Would a compensation pick next year or a couple of Double-A relievers and maybe a 25-year old middle infielder this year be enough? Isn’t Bumgarner’s value to the Giants greater than any of those possibilities? Before you say no, consider that front offices have to deal with a lot of other things than what FanGraphs and various other spreadsheets tell them. Okay, well, not much beyond what spreadsheets tell them because the season ticketholder data and survey responses are no doubt contained within spreadsheets, too, but the point is a front office has to concern itself with not only how it’s going to build a competitive on field product but how it’s going to build a competitive product in the marketplace.
A winning team brings fans. That’s sort of the bottom line. Alex Dickerson, Mike Yastrzemski, Donovan Solano, Shaun Anderson, Tyler Beede, and Stephen Vogt are not the horses the Giants were counting on to start the year, even though in hiring Farhan Zaidi this offseason you could expect that nameless players in Giants uniforms would contribute to the next good Giants team. Is this not the next good Giants team?
The last time the Giants won 15 of 18 was in May-June of 2016. Then they went 4-5 before closing out that first half on a 21-7 run. We all know how that second half went down, but we’re already in the second half of this season. Maybe the Giants don’t quite have the same level of hitting and pitching they had in 2016, but what the 2019’s eight-game winning streak and 15-3 run supposes is, What if they do?

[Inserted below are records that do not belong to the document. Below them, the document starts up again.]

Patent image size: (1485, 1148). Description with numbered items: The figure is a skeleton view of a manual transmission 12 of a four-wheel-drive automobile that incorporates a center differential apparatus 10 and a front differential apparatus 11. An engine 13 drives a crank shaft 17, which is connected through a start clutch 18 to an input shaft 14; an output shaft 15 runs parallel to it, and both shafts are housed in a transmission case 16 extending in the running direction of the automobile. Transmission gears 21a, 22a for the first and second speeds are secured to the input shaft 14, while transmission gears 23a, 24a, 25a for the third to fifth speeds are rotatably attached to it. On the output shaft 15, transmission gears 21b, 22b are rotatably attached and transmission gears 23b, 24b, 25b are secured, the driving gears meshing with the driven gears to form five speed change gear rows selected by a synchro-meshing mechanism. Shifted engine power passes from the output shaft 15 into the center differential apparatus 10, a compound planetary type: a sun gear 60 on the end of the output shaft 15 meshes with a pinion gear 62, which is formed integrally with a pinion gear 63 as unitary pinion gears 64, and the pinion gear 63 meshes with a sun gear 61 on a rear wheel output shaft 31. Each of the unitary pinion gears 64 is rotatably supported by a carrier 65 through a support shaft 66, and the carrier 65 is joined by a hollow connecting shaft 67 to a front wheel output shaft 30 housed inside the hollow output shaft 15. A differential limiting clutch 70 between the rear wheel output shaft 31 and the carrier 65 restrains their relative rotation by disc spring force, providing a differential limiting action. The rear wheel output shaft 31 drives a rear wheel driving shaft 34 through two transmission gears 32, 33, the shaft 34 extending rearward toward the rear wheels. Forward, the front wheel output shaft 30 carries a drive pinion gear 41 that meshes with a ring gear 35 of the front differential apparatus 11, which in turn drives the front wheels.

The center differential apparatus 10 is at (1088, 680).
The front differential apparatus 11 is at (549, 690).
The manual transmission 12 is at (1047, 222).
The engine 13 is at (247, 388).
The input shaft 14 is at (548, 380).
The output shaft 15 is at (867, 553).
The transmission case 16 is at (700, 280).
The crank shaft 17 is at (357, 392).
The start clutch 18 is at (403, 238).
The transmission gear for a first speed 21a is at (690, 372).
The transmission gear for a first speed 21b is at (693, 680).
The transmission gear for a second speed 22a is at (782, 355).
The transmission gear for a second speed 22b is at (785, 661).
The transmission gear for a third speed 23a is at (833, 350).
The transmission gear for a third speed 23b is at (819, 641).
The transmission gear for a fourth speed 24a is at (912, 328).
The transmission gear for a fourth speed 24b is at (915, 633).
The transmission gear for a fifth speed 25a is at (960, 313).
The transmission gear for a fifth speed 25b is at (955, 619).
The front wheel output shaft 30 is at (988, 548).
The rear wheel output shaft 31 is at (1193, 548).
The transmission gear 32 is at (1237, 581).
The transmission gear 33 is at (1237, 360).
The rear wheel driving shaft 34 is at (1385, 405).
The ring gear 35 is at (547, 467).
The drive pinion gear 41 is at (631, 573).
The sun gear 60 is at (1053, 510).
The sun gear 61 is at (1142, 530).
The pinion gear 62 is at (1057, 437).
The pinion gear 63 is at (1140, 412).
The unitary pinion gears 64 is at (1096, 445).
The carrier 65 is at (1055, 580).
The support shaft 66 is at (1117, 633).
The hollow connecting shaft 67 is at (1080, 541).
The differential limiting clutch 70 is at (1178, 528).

Then they’ll need Madison Bumgarner. They’ll need Will Smith, too, but if you’re talking about guarding against the possibility that this is all a mirage, then moving the key piece in the bullpen who might not even be useful to the team come September (again, if this is all really a mirage and they’re on the verge of going 5-21 again). But Bumgarner? Well, sure, the Giants could get prospects for him, but will those prospects be more valuable to a team trying to make it to the postseason, trying to maintain the spirits of season ticketholders, TV viewers, and players in the clubhouse?
The Bruce Bochy retirement storyline will continue beyond the trade deadline, and that storyline is important for team interest the rest of the way. The Bochy-Bumgarner pairing is entertaining and “red meat for the base”, and it might point to the strong possibility that Bumgarner won’t re-sign with the Giants in the offseason, because he won’t want to play for his next manager, which we all assume will be an iPad controlled remotely by Farhan Zaidi. This is also why I don’t think there’s a good chance of the “trade Bumgarner, re-sign him in the offseason” idea happening. First, it’s exceedingly rare that that actually happens — it’s more something that fans wishcast than something that ever materializes — and second, it’s just more likely that Bumgarner will want to move on after losing his skipper.
But we don’t really know what Zaidi’s plans are and a lot of what has been presumed has been a projection onto him of what every SABR person would do and what every recent World Series winner seems to have done. Although, on that last point, that’s not necessarily true. Don’t remember the Red Sox stripping their organization for parts. The Yankees and Dodgers have kept their teams competitive without salting the Earth, too. They have, of course, consistently infused their organizations with young, high-upside talent, and moving Will Smith will absolutely do that for the Giants this year to set them up for the years ahead.
Trading Madison Bumgarner isn’t a bad idea, but they’re not just going to do it to do it. Holding onto him isn’t a bad idea, either, and has its own merits — espirit de corps, nostalgia, the possibility of maintaining this improbable run by buoying the rotation, sending Bruce Bochy and this last chapter of the Giants’ championship era off into the sunset as it should go: with Madison Bumgarner riding a horse into the Sunset.